Das Weltall ist als Forschungsgegenstand dankbar und undankbar zugleich. Undankbar, weil es wirklich sehr, sehr groß ist und wir alles nur aus einer einzigen Position betrachten können, die nicht unbedingt optimal ist (stellen Sie sich vor, Sie müssten all Ihre Fotos durch das Schlüsselloch Ihres Schlafzimmerschranks machen – selbst die Bilder des Wohnzimmers!). Dankbar ist es, weil es einen Blick in seine eigene Vergangenheit erlaubt. Aber nicht wie ein Mensch, dem man seine bewegte Vergangenheit an grauem Haar und faltiger Haut ansieht, sondern „in echt“. Man muss nur tief genug ins Universum schauen, um seine Vergangenheit sich entfalten zu sehen.

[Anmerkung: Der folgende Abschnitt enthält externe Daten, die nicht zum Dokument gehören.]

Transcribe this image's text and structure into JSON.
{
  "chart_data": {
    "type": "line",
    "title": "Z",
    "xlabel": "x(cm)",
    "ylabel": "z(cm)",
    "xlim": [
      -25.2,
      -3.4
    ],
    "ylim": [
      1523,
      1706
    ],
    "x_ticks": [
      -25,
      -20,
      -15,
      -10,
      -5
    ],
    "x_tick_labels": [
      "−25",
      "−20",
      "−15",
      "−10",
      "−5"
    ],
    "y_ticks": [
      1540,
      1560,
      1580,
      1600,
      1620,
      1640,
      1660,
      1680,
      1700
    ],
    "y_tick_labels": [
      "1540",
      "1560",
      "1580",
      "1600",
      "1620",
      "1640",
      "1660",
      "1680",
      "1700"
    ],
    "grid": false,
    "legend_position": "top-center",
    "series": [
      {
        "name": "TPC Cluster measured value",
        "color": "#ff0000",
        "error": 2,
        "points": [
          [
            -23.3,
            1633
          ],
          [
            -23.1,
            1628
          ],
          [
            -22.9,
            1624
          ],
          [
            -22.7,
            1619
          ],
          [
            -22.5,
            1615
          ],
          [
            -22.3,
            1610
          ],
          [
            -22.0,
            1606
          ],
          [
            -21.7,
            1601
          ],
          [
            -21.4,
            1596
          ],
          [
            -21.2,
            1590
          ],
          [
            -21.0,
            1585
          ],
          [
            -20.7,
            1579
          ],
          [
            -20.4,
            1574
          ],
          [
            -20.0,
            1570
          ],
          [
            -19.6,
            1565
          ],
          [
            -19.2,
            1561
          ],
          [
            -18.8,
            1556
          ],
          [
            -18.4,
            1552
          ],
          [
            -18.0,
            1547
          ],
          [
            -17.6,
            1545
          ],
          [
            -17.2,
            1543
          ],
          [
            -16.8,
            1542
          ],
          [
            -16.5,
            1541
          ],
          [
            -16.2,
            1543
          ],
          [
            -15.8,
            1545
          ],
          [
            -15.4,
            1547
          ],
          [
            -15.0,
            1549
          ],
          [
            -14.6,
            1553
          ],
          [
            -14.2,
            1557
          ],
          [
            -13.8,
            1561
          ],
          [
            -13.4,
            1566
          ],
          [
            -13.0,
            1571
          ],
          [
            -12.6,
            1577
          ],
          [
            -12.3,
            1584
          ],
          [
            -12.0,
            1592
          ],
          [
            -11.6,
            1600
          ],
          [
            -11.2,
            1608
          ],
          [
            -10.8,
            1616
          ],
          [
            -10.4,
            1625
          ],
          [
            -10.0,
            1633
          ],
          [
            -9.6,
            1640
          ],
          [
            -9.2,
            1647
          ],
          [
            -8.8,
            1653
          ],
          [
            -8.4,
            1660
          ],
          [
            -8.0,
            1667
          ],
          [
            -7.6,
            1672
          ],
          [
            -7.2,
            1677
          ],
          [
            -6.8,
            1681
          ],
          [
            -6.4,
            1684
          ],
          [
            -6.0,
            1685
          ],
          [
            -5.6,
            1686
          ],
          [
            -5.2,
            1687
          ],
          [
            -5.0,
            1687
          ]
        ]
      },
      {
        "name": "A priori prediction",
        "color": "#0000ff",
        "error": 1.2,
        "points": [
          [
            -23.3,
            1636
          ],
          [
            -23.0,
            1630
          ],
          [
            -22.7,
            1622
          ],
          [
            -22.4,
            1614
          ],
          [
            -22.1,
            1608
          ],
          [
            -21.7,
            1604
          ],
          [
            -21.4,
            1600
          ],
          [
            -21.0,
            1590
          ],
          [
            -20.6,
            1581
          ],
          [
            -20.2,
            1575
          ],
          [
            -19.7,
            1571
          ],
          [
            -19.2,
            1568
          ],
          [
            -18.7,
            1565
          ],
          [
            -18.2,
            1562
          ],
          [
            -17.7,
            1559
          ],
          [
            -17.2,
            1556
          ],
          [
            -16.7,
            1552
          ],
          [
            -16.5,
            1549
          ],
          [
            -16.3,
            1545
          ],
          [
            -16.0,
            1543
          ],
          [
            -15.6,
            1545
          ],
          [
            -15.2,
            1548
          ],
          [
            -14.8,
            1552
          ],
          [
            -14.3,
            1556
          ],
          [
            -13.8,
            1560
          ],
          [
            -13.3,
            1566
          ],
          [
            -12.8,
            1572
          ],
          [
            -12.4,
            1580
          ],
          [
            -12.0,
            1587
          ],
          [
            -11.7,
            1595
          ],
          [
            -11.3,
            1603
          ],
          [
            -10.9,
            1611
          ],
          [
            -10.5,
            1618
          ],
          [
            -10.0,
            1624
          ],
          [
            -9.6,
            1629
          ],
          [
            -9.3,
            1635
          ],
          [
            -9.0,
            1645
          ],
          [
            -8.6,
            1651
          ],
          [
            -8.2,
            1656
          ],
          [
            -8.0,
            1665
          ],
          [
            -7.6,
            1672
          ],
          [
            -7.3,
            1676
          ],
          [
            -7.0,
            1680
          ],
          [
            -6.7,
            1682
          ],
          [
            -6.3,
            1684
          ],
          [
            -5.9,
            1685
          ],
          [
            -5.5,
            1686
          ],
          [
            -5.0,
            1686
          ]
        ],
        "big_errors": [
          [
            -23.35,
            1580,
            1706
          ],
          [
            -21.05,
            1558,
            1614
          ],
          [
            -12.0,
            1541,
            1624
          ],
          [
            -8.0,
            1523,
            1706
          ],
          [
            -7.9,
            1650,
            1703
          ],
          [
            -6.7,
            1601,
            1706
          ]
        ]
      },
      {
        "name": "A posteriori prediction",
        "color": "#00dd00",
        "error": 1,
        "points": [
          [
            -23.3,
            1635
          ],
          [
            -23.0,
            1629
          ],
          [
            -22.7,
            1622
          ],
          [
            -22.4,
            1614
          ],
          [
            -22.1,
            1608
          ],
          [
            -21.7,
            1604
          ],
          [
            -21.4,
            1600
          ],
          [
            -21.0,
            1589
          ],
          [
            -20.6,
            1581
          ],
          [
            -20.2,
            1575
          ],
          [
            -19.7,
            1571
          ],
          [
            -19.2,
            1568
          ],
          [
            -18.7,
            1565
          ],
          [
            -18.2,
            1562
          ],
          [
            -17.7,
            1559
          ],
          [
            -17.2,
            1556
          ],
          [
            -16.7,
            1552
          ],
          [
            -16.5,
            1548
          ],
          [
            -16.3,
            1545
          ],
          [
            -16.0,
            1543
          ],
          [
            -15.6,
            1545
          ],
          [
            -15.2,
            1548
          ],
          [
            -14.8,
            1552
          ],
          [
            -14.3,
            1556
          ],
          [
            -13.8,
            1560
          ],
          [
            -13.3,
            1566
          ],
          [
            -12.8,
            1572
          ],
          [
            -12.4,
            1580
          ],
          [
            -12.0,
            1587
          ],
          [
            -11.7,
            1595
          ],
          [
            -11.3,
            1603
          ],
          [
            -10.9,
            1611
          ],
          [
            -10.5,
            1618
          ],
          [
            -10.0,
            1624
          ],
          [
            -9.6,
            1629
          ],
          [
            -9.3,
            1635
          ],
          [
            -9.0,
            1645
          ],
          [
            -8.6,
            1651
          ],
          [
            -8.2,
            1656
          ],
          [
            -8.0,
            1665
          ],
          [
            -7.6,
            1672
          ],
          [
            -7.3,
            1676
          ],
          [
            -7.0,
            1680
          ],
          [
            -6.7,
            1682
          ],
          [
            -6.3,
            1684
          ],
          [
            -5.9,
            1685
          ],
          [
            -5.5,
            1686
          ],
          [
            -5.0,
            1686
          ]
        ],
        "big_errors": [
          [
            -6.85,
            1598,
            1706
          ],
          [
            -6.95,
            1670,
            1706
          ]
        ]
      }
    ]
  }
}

Zwei internationale Forscherteams haben das jetzt mit dem Atacama Large Millimeter/Submillimeter Array (ALMA) und dem Atacama Pathfinder Experiment (APEX) der Europäischen Südsternwarte (ESO) getan. Sie haben sich ein paar merkwürdige Objekte angesehen, die zunächst mit dem South Pole Telescope und dem Weltraumobservatorium Herschel als schwache Lichtflecken entdeckt worden waren. Der Proto-Galaxienhaufen namens SPT2349-56 befindet sich in einer solch riesigen Entfernung, dass das Licht, das uns heute erreicht, von ihm ausgesandt wurde, als das Universum nur ein Zehntel seines heutigen Alters hatte, etwa 1,5 Milliarden Jahre.